Yeni bir başlangıç umudu. Gidecek buralardan. Televizyondan gördüğü Brezilya’ya gidecek. Hani o kan kaynatan, neşe dolu ritimlerin, karnavalların ülkesine. Kadını alıp öyle gidecek. Bu yok edici, umutsuz siyah beyazlıktan kaçıp, renkli Latin dünyasındaki yeni hayata ‘merhaba’ diyecek… Büyük bir yoksunluk içinde bütün karakterler. Acımasız ve kesin bir yalnızlıkla sarmalanmışlar. İletişimsizlik, vahşi, ahlaksız kapitalizmin, küçük insana ettikleri… Pastadan aldıkları pay belli olan diğerleri. Şehrin ‘başka’ taraflarında süren yaşam. Ülkenin acımasız hali. “Rıza” ve “Pus”un ardından yine bildik meselelerini anlatıyor Pirselimoğlu.
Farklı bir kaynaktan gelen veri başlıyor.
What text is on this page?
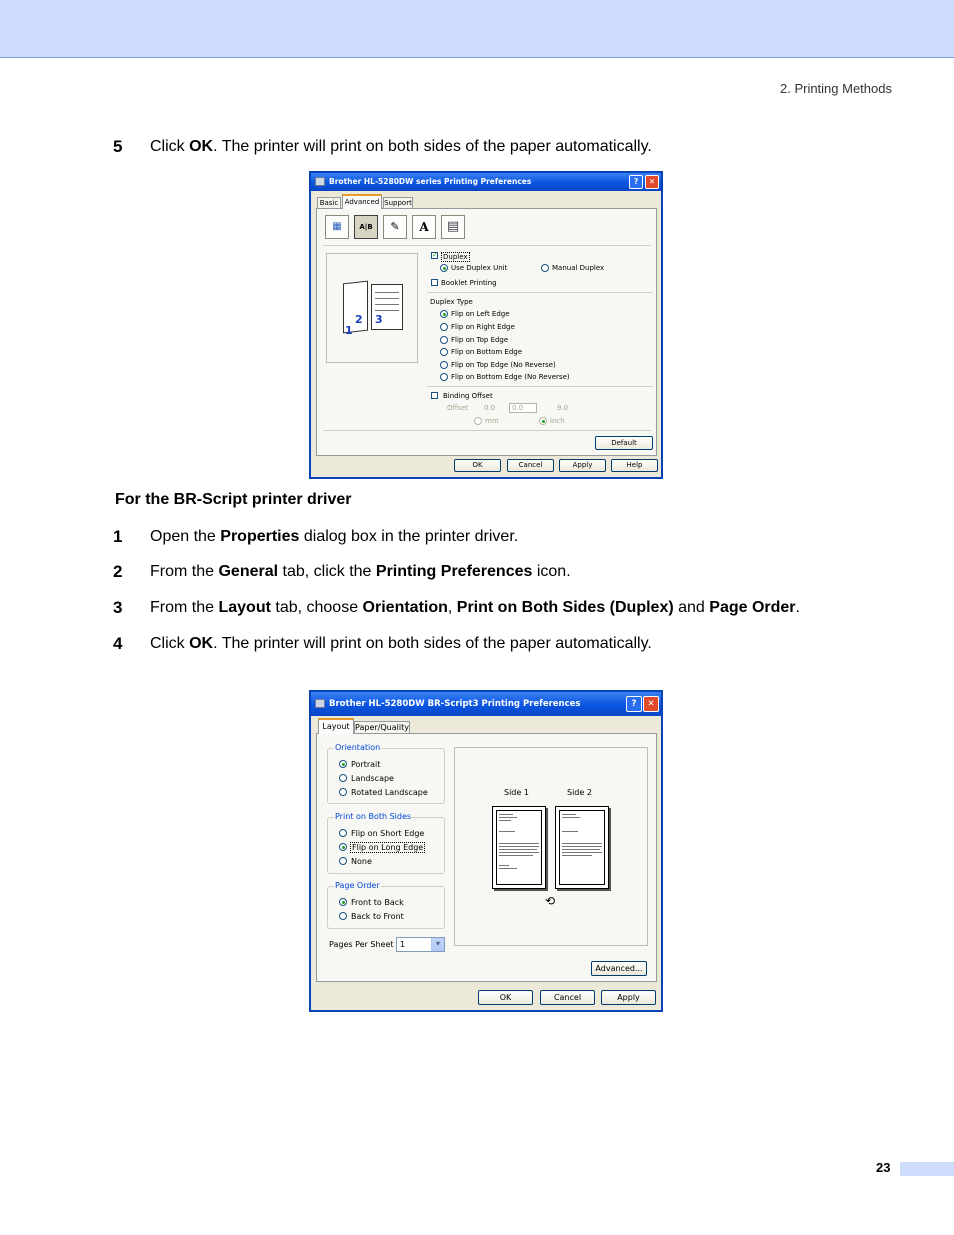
2. Printing Methods
5 Click OK. The printer will print on both sides of the paper automatically.
Brother HL-5280DW series Printing Preferences	?	✕
Basic Advanced Support
▦	A|B	✎	A	▤
1
2 3
✓ Duplex
Use Duplex Unit	Manual Duplex
Booklet Printing
Duplex Type
Flip on Left Edge
Flip on Right Edge
Flip on Top Edge
Flip on Bottom Edge
Flip on Top Edge (No Reverse)
Flip on Bottom Edge (No Reverse)
Binding Offset
Offset 0.0	0.0	9.0
mm	inch
Default
OK	Cancel	Apply	Help
For the BR-Script printer driver
1 Open the Properties dialog box in the printer driver.
2 From the General tab, click the Printing Preferences icon.
3 From the Layout tab, choose Orientation, Print on Both Sides (Duplex) and Page Order.
4 Click OK. The printer will print on both sides of the paper automatically.
Brother HL-5280DW BR-Script3 Printing Preferences	?	✕
Layout Paper/Quality
Orientation
Portrait
Landscape
Rotated Landscape
Print on Both Sides
Flip on Short Edge
Flip on Long Edge
None
Page Order
Front to Back
Back to Front
Pages Per Sheet 1	▾
Side 1	Side 2
⟲
Advanced...
OK	Cancel	Apply
23
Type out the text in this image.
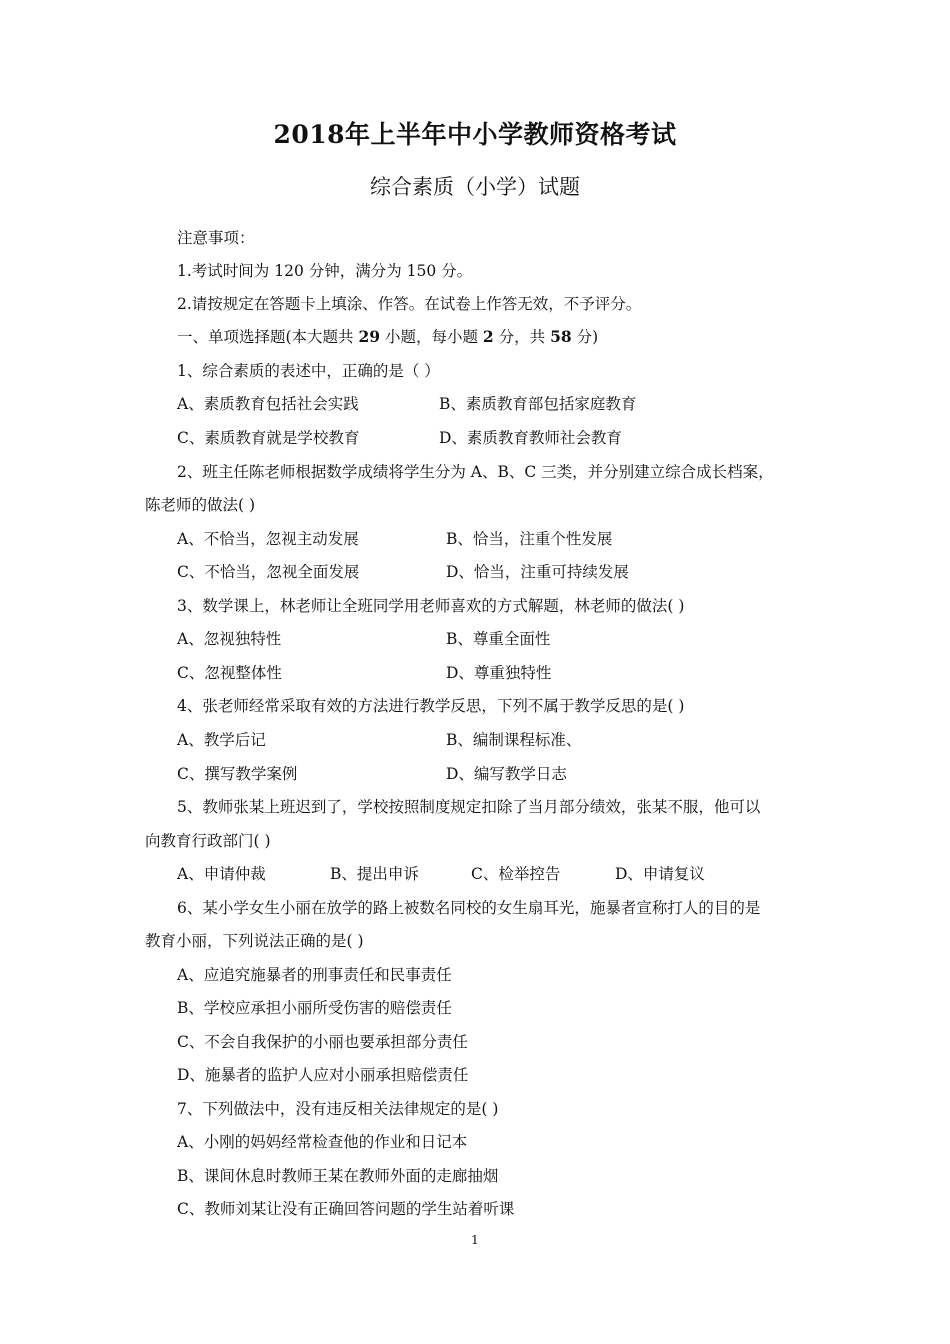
2018年上半年中小学教师资格考试
综合素质（小学）试题
注意事项：
1.考试时间为 120 分钟，满分为 150 分。
2.请按规定在答题卡上填涂、作答。在试卷上作答无效，不予评分。
一、单项选择题(本大题共 29 小题，每小题 2 分，共 58 分)
1、综合素质的表述中，正确的是（ ）
A、素质教育包括社会实践	B、素质教育部包括家庭教育
C、素质教育就是学校教育	D、素质教育教师社会教育
2、班主任陈老师根据数学成绩将学生分为 A、B、C 三类，并分别建立综合成长档案，
陈老师的做法( )
A、不恰当，忽视主动发展	B、恰当，注重个性发展
C、不恰当，忽视全面发展	D、恰当，注重可持续发展
3、数学课上，林老师让全班同学用老师喜欢的方式解题，林老师的做法( )
A、忽视独特性	B、尊重全面性
C、忽视整体性	D、尊重独特性
4、张老师经常采取有效的方法进行教学反思，下列不属于教学反思的是( )
A、教学后记	B、编制课程标准、
C、撰写教学案例	D、编写教学日志
5、教师张某上班迟到了，学校按照制度规定扣除了当月部分绩效，张某不服，他可以
向教育行政部门( )
A、申请仲裁	B、提出申诉	C、检举控告	D、申请复议
6、某小学女生小丽在放学的路上被数名同校的女生扇耳光，施暴者宣称打人的目的是
教育小丽，下列说法正确的是( )
A、应追究施暴者的刑事责任和民事责任
B、学校应承担小丽所受伤害的赔偿责任
C、不会自我保护的小丽也要承担部分责任
D、施暴者的监护人应对小丽承担赔偿责任
7、下列做法中，没有违反相关法律规定的是( )
A、小刚的妈妈经常检查他的作业和日记本
B、课间休息时教师王某在教师外面的走廊抽烟
C、教师刘某让没有正确回答问题的学生站着听课
1
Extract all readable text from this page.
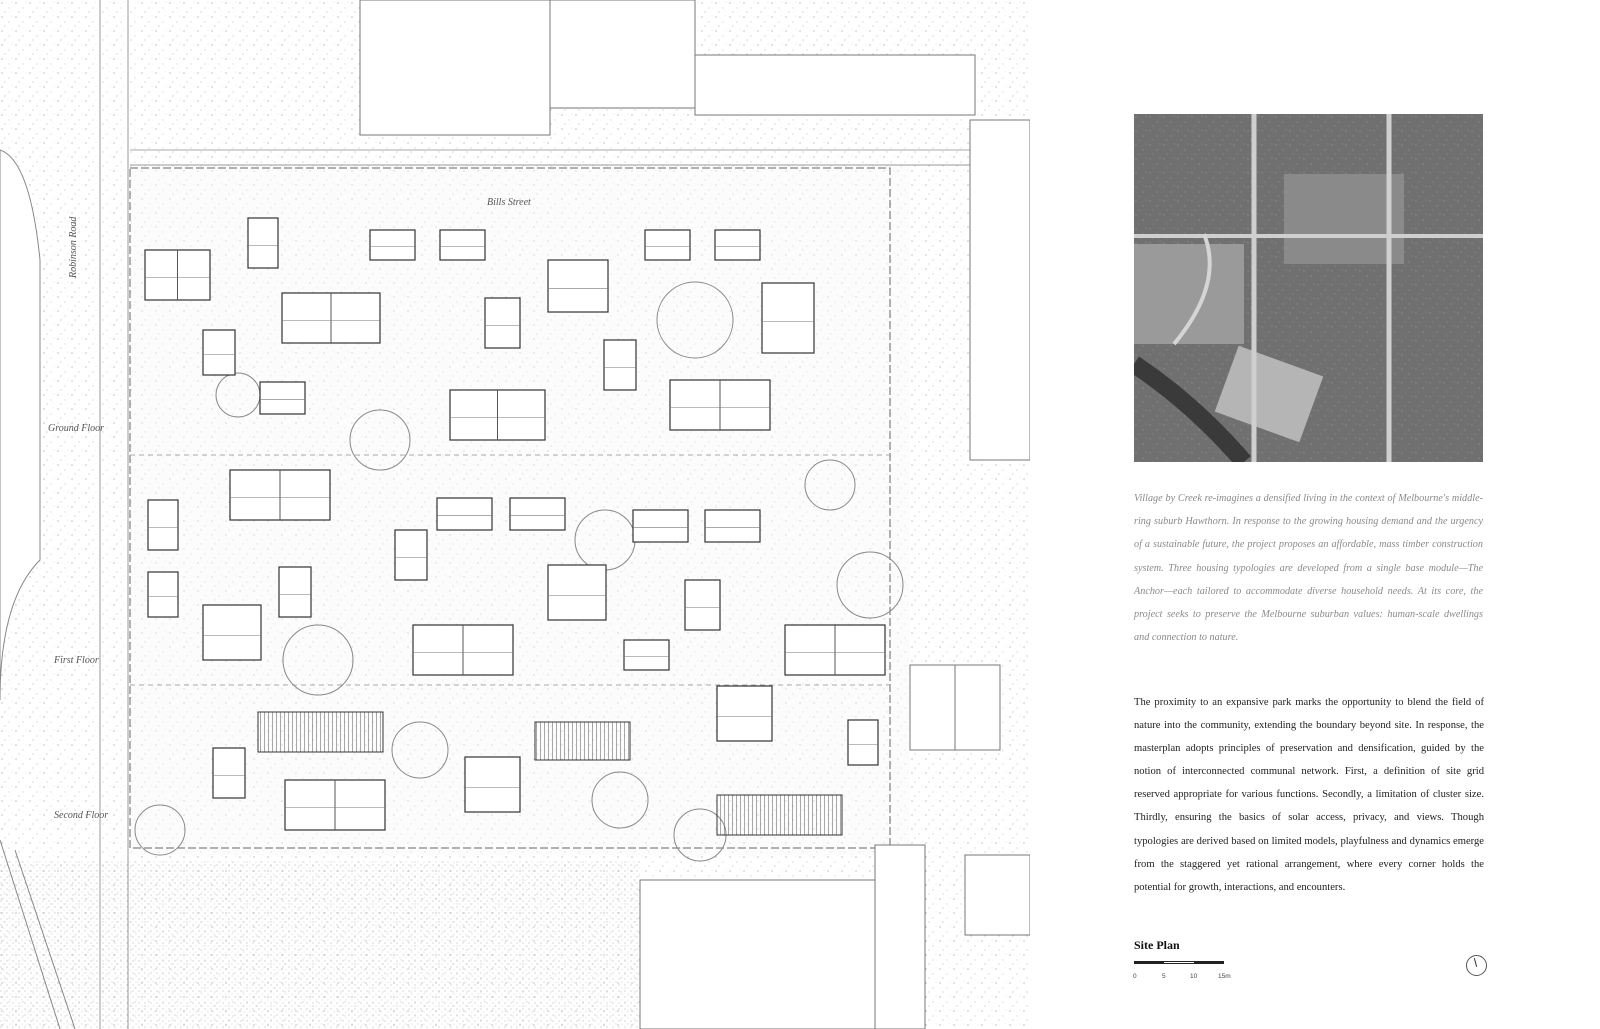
Bills Street
Robinson Road
Ground Floor
First Floor
Second Floor

Village by Creek re-imagines a densified living in the context of Melbourne's middle-ring suburb Hawthorn. In response to the growing housing demand and the urgency of a sustainable future, the project proposes an affordable, mass timber construction system. Three housing typologies are developed from a single base module—The Anchor—each tailored to accommodate diverse household needs. At its core, the project seeks to preserve the Melbourne suburban values: human-scale dwellings and connection to nature.

The proximity to an expansive park marks the opportunity to blend the field of nature into the community, extending the boundary beyond site. In response, the masterplan adopts principles of preservation and densification, guided by the notion of interconnected communal network. First, a definition of site grid reserved appropriate for various functions. Secondly, a limitation of cluster size. Thirdly, ensuring the basics of solar access, privacy, and views. Though typologies are derived based on limited models, playfulness and dynamics emerge from the staggered yet rational arrangement, where every corner holds the potential for growth, interactions, and encounters.

Site Plan
0	5	10	15m
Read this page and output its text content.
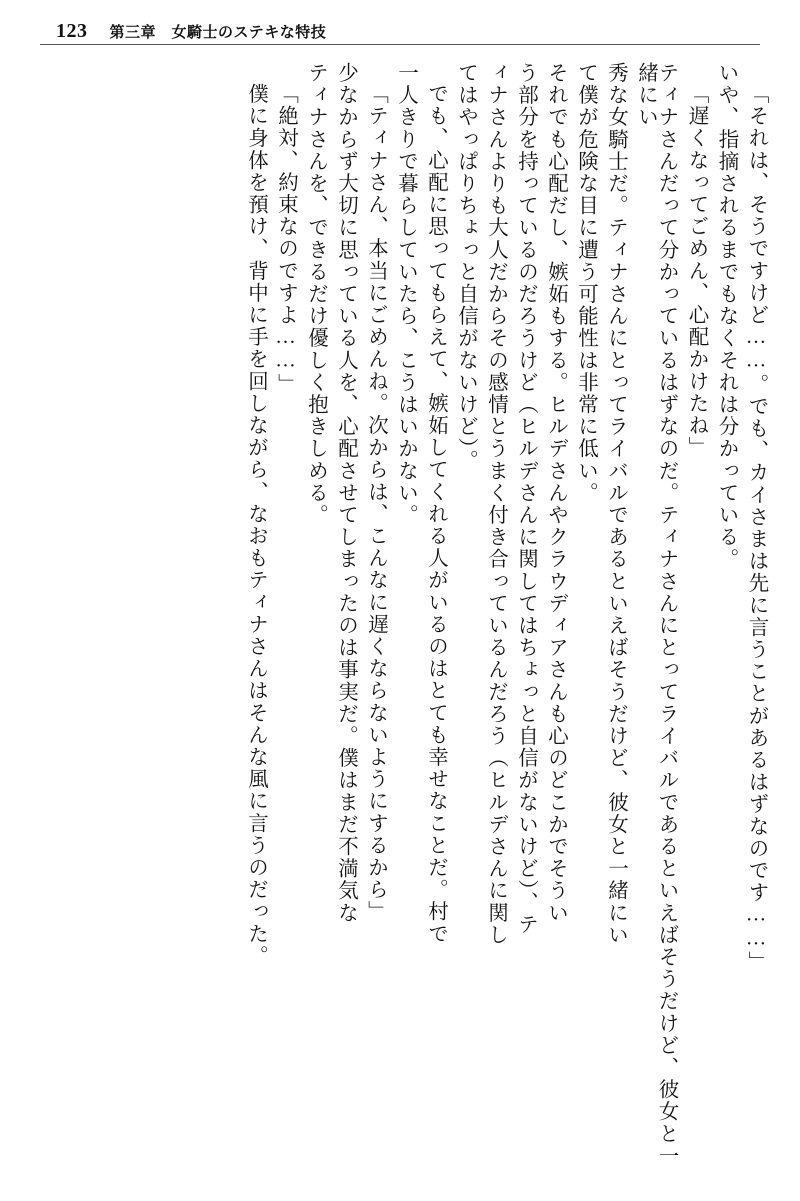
123 第三章　女騎士のステキな特技
「それは、そうですけど……。でも、カイさまは先に言うことがあるはずなのです……」
いや、指摘されるまでもなくそれは分かっている。
「遅くなってごめん、心配かけたね」
ティナさんだって分かっているはずなのだ。ティナさんにとってライバルであるといえばそうだけど、彼女と一緒にい
秀な女騎士だ。ティナさんにとってライバルであるといえばそうだけど、彼女と一緒にい
て僕が危険な目に遭う可能性は非常に低い。
それでも心配だし、嫉妬もする。ヒルデさんやクラウディアさんも心のどこかでそうい
う部分を持っているのだろうけど（ヒルデさんに関してはちょっと自信がないけど）、テ
ィナさんよりも大人だからその感情とうまく付き合っているんだろう（ヒルデさんに関し
てはやっぱりちょっと自信がないけど）。
でも、心配に思ってもらえて、嫉妬してくれる人がいるのはとても幸せなことだ。村で
一人きりで暮らしていたら、こうはいかない。
「ティナさん、本当にごめんね。次からは、こんなに遅くならないようにするから」
少なからず大切に思っている人を、心配させてしまったのは事実だ。僕はまだ不満気な
ティナさんを、できるだけ優しく抱きしめる。
「絶対、約束なのですよ……」
僕に身体を預け、背中に手を回しながら、なおもティナさんはそんな風に言うのだった。
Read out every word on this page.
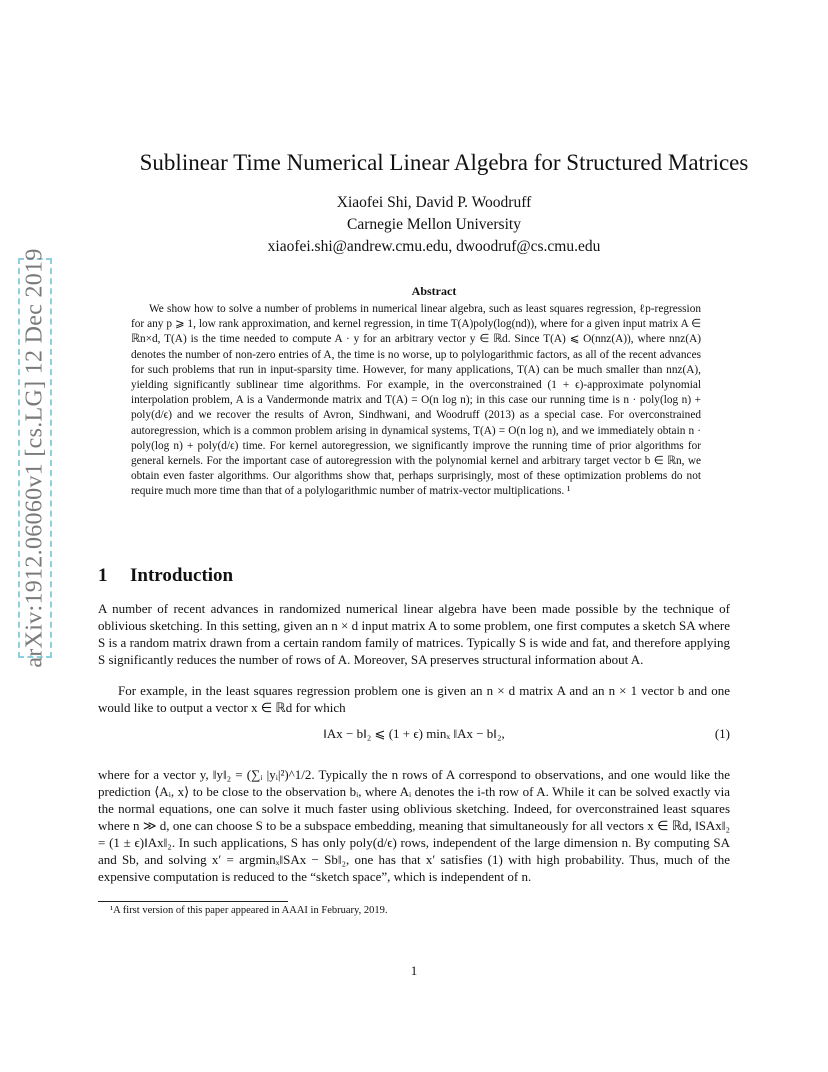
arXiv:1912.06060v1 [cs.LG] 12 Dec 2019
Sublinear Time Numerical Linear Algebra for Structured Matrices
Xiaofei Shi, David P. Woodruff
Carnegie Mellon University
xiaofei.shi@andrew.cmu.edu, dwoodruf@cs.cmu.edu
Abstract
We show how to solve a number of problems in numerical linear algebra, such as least squares regression, ℓp-regression for any p ⩾ 1, low rank approximation, and kernel regression, in time T(A)poly(log(nd)), where for a given input matrix A ∈ ℝn×d, T(A) is the time needed to compute A · y for an arbitrary vector y ∈ ℝd. Since T(A) ⩽ O(nnz(A)), where nnz(A) denotes the number of non-zero entries of A, the time is no worse, up to polylogarithmic factors, as all of the recent advances for such problems that run in input-sparsity time. However, for many applications, T(A) can be much smaller than nnz(A), yielding significantly sublinear time algorithms. For example, in the overconstrained (1 + ϵ)-approximate polynomial interpolation problem, A is a Vandermonde matrix and T(A) = O(n log n); in this case our running time is n · poly(log n) + poly(d/ϵ) and we recover the results of Avron, Sindhwani, and Woodruff (2013) as a special case. For overconstrained autoregression, which is a common problem arising in dynamical systems, T(A) = O(n log n), and we immediately obtain n · poly(log n) + poly(d/ϵ) time. For kernel autoregression, we significantly improve the running time of prior algorithms for general kernels. For the important case of autoregression with the polynomial kernel and arbitrary target vector b ∈ ℝn, we obtain even faster algorithms. Our algorithms show that, perhaps surprisingly, most of these optimization problems do not require much more time than that of a polylogarithmic number of matrix-vector multiplications. ¹
1 Introduction
A number of recent advances in randomized numerical linear algebra have been made possible by the technique of oblivious sketching. In this setting, given an n × d input matrix A to some problem, one first computes a sketch SA where S is a random matrix drawn from a certain random family of matrices. Typically S is wide and fat, and therefore applying S significantly reduces the number of rows of A. Moreover, SA preserves structural information about A.
For example, in the least squares regression problem one is given an n × d matrix A and an n × 1 vector b and one would like to output a vector x ∈ ℝd for which
‖Ax − b‖₂ ⩽ (1 + ϵ) minₓ ‖Ax − b‖₂,	(1)
where for a vector y, ‖y‖₂ = (∑ᵢ |yᵢ|²)^1/2. Typically the n rows of A correspond to observations, and one would like the prediction ⟨Aᵢ, x⟩ to be close to the observation bᵢ, where Aᵢ denotes the i-th row of A. While it can be solved exactly via the normal equations, one can solve it much faster using oblivious sketching. Indeed, for overconstrained least squares where n ≫ d, one can choose S to be a subspace embedding, meaning that simultaneously for all vectors x ∈ ℝd, ‖SAx‖₂ = (1 ± ϵ)‖Ax‖₂. In such applications, S has only poly(d/ϵ) rows, independent of the large dimension n. By computing SA and Sb, and solving x′ = argminₓ‖SAx − Sb‖₂, one has that x′ satisfies (1) with high probability. Thus, much of the expensive computation is reduced to the “sketch space”, which is independent of n.
¹A first version of this paper appeared in AAAI in February, 2019.
1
Yine çok gerçek ve çok doğru. Planları, dili ve biçimiyle daha olgun bir sinema yapmış üstelik. “Burası Türkiye” dedirten bir öykü anlatmış yeni baştan; başkaları gibi Disneyland’da geçen öyküler yerine. İnadına bildiğini okumuş; uzun planlarından taviz vermemiş; inandığı gibi yaklaşmış duruma. Hayatın ritmini, an be an yanımızdan geçen insanın hikâyesini yakalamış. Suç-ceza-vicdan meseleleri yine mevcut. Umutsuz, kapkara, çıkışsız, sessiz bir resmin içerden, doğru ve çıplak çizimi “Saç”. Ayberk Pekcan, Nazan Kesal ve Rıza Akın, çok sık rastlanmayacak, gerçek performanslar sergiliyorlar. Her sahneyi en ince ayrıntısına kadar planlayan Pirselimoğlu’na kamerada eşlik eden Ercan Özkan ve övgüye değer sanat yönetimiyle Natali Yeres, bu kalıcı resmin diğer yaratıcıları olarak anılmalılar. Suç, ceza, vicdan, ölüm, yoksunluk, yalnızlık, sistemden nemalanamayan terk edilmiş ruhlar, çıkışsızlık, sevgisizlik ve insanı sarıp sarmalayan boğucu karanlık…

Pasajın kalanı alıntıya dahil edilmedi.